For the Plum Topping:
Place the butter in a medium-size microwave-safe bowl or cup. Cover with a slightly damp paper towel and cook for 30-45 seconds or until melted. Add the brown sugar and cinnamon and stir until well combined.
Microwave for another 30 seconds and then add the milk or cream and stir well. Pour the mixture into the prepared cake pan, spreading to cover the bottom of the pan.
Slice the plums in half and twist to separate. You might need a small sharp knife to remove the stone. Slice each half into thin, ⅛-¼-inch slices.

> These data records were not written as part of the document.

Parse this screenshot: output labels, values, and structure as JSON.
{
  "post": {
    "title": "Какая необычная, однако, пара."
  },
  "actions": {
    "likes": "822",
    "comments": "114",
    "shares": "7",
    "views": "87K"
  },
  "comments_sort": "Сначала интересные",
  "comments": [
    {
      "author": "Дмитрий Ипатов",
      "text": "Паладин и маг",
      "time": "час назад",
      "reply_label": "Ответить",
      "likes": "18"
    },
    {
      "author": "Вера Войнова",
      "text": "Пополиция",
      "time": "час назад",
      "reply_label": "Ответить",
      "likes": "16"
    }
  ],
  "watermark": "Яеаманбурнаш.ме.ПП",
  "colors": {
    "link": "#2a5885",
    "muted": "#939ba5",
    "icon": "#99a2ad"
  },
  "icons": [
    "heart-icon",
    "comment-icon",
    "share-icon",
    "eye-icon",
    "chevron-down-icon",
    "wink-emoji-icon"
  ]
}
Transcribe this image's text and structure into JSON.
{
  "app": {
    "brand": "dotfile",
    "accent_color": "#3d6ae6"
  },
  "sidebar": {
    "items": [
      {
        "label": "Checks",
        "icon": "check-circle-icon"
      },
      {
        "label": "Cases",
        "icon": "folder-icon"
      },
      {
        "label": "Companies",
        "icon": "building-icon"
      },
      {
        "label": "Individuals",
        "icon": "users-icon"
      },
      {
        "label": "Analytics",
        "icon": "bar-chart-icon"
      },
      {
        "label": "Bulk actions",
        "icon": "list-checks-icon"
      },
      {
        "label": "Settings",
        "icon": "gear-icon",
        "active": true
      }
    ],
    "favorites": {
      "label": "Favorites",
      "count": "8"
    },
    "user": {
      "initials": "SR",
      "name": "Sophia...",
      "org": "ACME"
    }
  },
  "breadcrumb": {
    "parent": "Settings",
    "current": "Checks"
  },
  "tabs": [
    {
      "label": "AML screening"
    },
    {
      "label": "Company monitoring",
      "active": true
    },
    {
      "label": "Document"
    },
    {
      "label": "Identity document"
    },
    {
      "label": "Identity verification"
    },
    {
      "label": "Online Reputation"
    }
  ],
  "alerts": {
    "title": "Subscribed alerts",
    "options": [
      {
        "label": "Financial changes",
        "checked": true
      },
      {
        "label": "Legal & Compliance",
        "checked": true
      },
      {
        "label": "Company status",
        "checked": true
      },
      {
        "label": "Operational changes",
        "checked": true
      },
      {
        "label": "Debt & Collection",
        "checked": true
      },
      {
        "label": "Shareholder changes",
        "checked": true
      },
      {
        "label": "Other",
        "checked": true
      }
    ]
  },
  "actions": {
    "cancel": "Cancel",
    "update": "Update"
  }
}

Working from the center of the pan, place the plum wedges (slightly overlapping) in a circular pattern over the brown sugar mixture. You could also randomly cover the bottom of the pan with the plums. Just make sure all of the caramel is covered.
For the Cake:
In a large bowl, combine the yogurt, sugar, eggs and vanilla, stirring until well blended. Add the baking powder and salt. Stir well to combine. Add the all-purpose flour. Stir to combine. It’s okay if there are a few lumps. You’ll work them out after you add the oil.
Add the oil and stir well. At first, it may seem to separate, but keep stirring until nice and smooth.
Pour the batter into prepared pan. Bake for 40-55 minutes, until the cake feels springy to the touch in the center and a toothpick or cake tester inserted into the center comes out clean. Cover loosely with foil if getting too brown near the end and cake is still not done. The best way to test if a cake is done is to use an instant thermometer. The internal temperature should be 205-210˚F.
Cool for 10 minutes in the pan, then invert the pan onto a plate or platter. Give the pan a firm little shake. You should hear the cake drop onto the plate. Slowly and carefully lift the pan off of the cake. Give a little shout of joy when you see the beautiful cake!
This part is optional but I like to do it. Use a pastry brush to brush any extra sauce that’s left in the pan (or that drips down the sides of the cake) around the edges of the cake. Serve warm or at room temperature with a dollop of whipped cream, if desired.